Image source: Guido Reni, Saint Joseph with Baby Jesus (ca. 1625), https://artsandculture.google.com/asset/saint-joseph-with-baby-jesus/VwFPOPEw-Si95w

Tuesday, January 2, 2024

A Song for Simeon (T.S. Eliot)

Lord, the Roman hyacinths are blooming in bowls and
The winter sun creeps by the snow hills;
The stubborn season has made stand.
My life is light, waiting for the death wind,
Like a feather on the back of my hand.
Dust in sunlight and memory in corners
Wait for the wind that chills towards the dead land. 

Grant us thy peace.
I have walked many years in this city,
Kept faith and fast, provided for the poor,
Have taken and given honour and ease.
There went never any rejected from my door.
Who shall remember my house, where shall live my children’s children
When the time of sorrow is come?
They will take to the goat’s path, and the fox’s home,
Fleeing from the foreign faces and the foreign swords. 

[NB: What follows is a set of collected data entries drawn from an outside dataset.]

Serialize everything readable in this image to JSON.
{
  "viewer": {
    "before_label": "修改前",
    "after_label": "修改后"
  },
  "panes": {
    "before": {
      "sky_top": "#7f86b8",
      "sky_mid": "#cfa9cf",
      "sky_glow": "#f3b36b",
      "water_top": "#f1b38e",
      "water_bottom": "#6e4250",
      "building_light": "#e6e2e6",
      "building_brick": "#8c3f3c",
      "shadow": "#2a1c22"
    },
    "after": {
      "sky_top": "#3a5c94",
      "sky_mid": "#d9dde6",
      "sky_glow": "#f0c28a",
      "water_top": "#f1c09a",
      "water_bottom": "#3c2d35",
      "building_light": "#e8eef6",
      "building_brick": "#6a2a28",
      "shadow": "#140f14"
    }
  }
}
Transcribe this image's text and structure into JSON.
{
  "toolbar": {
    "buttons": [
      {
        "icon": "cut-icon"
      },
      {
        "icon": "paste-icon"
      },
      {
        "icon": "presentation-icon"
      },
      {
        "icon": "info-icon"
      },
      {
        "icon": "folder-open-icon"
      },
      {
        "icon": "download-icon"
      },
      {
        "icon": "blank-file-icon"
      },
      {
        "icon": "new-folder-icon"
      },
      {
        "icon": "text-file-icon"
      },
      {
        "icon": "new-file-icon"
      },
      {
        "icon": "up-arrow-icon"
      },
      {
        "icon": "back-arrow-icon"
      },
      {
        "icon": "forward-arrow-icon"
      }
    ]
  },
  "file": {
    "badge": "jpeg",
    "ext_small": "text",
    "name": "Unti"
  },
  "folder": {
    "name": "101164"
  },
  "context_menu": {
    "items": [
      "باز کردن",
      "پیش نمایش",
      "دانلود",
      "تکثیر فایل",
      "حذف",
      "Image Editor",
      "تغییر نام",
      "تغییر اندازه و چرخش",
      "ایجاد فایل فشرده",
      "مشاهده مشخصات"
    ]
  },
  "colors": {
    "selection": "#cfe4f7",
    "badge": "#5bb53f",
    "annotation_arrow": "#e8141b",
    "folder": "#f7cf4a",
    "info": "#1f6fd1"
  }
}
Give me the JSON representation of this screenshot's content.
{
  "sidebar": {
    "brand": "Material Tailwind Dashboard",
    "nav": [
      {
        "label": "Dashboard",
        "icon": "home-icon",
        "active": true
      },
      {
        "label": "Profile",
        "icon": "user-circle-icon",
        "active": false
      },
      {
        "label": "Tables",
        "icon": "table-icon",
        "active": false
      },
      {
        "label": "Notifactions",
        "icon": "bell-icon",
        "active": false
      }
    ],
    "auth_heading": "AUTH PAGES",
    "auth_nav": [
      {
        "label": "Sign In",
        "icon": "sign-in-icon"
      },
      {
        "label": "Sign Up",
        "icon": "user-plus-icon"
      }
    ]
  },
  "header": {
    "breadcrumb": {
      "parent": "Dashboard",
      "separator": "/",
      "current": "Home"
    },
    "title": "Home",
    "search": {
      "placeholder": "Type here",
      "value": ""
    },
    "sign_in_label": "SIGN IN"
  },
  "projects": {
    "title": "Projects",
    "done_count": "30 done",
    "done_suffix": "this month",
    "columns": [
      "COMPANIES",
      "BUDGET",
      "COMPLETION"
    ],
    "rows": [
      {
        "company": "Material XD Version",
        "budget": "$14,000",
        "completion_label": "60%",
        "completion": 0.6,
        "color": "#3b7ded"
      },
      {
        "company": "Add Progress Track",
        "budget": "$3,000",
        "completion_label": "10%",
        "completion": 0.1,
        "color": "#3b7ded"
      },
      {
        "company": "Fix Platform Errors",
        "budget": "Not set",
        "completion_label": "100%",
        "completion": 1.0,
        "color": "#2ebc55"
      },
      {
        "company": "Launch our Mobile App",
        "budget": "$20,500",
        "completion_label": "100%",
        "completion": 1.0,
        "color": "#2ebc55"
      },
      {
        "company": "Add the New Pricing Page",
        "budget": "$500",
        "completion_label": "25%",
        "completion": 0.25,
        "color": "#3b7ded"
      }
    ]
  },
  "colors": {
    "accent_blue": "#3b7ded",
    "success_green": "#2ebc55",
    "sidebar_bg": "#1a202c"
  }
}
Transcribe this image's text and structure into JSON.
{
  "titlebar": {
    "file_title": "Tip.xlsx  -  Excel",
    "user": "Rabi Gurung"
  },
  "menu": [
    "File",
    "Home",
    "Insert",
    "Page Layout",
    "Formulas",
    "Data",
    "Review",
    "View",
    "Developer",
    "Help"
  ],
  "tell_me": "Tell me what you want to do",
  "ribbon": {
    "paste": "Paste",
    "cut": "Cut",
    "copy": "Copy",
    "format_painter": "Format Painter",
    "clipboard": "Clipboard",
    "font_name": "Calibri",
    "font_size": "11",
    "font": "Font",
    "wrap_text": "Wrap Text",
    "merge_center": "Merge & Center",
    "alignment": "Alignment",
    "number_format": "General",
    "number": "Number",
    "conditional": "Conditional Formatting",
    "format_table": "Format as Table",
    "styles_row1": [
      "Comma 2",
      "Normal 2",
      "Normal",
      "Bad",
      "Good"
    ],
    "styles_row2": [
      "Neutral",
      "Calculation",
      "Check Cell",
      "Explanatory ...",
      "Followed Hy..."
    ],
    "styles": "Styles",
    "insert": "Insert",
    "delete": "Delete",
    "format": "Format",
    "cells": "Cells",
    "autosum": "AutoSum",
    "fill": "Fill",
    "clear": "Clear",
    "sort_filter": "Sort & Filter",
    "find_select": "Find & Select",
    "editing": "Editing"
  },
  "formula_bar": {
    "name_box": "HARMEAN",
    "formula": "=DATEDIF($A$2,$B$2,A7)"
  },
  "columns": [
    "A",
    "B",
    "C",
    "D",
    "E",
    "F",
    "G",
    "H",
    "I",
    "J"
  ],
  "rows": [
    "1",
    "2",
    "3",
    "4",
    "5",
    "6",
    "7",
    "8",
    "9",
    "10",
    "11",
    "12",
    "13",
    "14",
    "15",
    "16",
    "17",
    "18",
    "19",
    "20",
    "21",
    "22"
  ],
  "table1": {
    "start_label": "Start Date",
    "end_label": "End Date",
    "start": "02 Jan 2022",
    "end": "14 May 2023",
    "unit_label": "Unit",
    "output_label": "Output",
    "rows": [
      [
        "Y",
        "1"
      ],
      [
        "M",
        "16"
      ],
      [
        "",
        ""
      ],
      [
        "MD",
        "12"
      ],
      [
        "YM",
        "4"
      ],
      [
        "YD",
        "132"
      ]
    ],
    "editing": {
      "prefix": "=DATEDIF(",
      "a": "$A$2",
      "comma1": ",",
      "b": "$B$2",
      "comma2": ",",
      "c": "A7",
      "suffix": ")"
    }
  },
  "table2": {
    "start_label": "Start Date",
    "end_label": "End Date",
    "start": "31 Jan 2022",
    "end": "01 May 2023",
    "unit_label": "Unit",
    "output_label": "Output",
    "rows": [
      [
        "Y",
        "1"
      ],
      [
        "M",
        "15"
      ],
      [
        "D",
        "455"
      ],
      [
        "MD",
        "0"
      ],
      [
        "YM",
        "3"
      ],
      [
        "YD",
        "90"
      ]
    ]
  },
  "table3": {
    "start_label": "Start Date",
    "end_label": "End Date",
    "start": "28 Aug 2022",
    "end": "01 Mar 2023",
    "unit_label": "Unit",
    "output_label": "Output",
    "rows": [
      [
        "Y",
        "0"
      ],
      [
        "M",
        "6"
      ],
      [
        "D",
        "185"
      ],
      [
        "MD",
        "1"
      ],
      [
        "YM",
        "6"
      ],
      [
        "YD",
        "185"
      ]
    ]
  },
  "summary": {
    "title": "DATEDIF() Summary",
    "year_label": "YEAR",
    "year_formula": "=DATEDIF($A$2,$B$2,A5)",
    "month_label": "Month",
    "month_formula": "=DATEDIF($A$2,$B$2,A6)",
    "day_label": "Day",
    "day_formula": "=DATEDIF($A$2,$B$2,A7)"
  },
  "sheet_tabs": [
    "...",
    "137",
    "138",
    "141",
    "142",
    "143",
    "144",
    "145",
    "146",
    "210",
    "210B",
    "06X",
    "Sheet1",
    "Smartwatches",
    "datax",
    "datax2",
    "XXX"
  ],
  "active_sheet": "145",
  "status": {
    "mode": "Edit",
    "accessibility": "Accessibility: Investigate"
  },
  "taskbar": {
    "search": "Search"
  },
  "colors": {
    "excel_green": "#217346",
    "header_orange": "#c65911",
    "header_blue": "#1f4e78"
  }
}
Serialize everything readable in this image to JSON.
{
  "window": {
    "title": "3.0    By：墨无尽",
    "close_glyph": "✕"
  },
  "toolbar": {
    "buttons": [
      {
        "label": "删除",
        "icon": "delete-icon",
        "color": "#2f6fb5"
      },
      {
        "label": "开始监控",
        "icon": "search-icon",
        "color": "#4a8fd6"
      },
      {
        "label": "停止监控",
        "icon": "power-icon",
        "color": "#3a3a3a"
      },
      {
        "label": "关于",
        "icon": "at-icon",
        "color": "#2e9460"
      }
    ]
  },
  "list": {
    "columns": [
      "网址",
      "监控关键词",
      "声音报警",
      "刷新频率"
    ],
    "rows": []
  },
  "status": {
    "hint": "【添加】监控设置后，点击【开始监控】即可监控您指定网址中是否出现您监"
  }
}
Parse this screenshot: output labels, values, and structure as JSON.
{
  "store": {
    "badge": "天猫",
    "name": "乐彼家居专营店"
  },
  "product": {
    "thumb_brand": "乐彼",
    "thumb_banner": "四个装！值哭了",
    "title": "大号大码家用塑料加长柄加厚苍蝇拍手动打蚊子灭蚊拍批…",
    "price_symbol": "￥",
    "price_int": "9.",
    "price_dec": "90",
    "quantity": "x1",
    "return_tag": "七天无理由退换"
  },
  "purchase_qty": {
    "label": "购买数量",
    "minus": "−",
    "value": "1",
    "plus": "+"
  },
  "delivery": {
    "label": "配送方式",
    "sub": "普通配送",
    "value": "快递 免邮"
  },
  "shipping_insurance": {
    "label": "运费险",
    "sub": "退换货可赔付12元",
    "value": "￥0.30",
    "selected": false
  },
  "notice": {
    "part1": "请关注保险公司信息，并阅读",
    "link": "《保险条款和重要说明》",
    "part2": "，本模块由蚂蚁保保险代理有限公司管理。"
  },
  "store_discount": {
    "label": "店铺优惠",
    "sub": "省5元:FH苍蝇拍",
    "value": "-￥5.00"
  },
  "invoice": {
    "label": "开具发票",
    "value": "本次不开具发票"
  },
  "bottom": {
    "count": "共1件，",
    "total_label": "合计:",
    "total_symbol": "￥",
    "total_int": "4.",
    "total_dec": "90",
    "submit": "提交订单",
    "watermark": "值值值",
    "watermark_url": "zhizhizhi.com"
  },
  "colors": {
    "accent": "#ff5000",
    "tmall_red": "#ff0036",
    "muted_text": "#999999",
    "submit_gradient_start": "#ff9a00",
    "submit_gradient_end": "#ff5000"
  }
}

Before the time of cords and scourges and lamentation
Grant us thy peace.
Before the stations of the mountain of desolation,
Before the certain hour of maternal sorrow,
Now at this birth season of decease,
Let the Infant, the still unspeaking and unspoken Word,
Grant Israel’s consolation
To one who has eighty years and no to-morrow. 

According to thy word,
They shall praise Thee and suffer in every generation
With glory and derision,
Light upon light, mounting the saints’ stair.
Not for me the martyrdom, the ecstasy of thought and prayer,
Not for me the ultimate vision.
Grant me thy peace.
(And a sword shall pierce thy heart,
Thine also).
I am tired with my own life and the lives of those after me,
I am dying in my own death and the deaths of those after me.
Let thy servant depart,
Having seen thy salvation. 

--T. S. Eliot, A Song for Simeon 

Image source: Roman Dark Blue Hyacinth, https://oldhousegardens.com/store/bulb-info/HY51
Poem source

Monday, January 1, 2024

God has a Mother (Elizabeth Scalia / Pope Francis)


He died before my eyes, ripped apart,
jeered at, gambled over. And at the moment,
the earth trembled in anguished sorrow,
and the sword sliced into me, impaled my heart,
although no one could see.

 --Elizabeth Scalia,
When Mary Met the Sword of Simeon’s Prophecy 

    Holy Mother of God! This was the joyful acclamation of the holy People of God echoing in the streets of Ephesus in the year 431 when the Council Fathers proclaimed Mary the Mother of God. This truth is a fundamental datum of faith, but above all, it is a marvelous fact. God has a Mother and is thus bound forever to our humanity, like a child to its mother, to the point that our humanity is His humanity. It is an amazing and consoling truth, so much so that the most recent Council, which met here in Saint Peter’s, stated that, 'by His incarnation, the Son of God has in a certain way united Himself with each individual. He worked with human hands, He thought with a human mind, He acted with a human will, and loved with a human heart. Born of the Virgin Mary, He truly became one of us, like us in all things except sin'.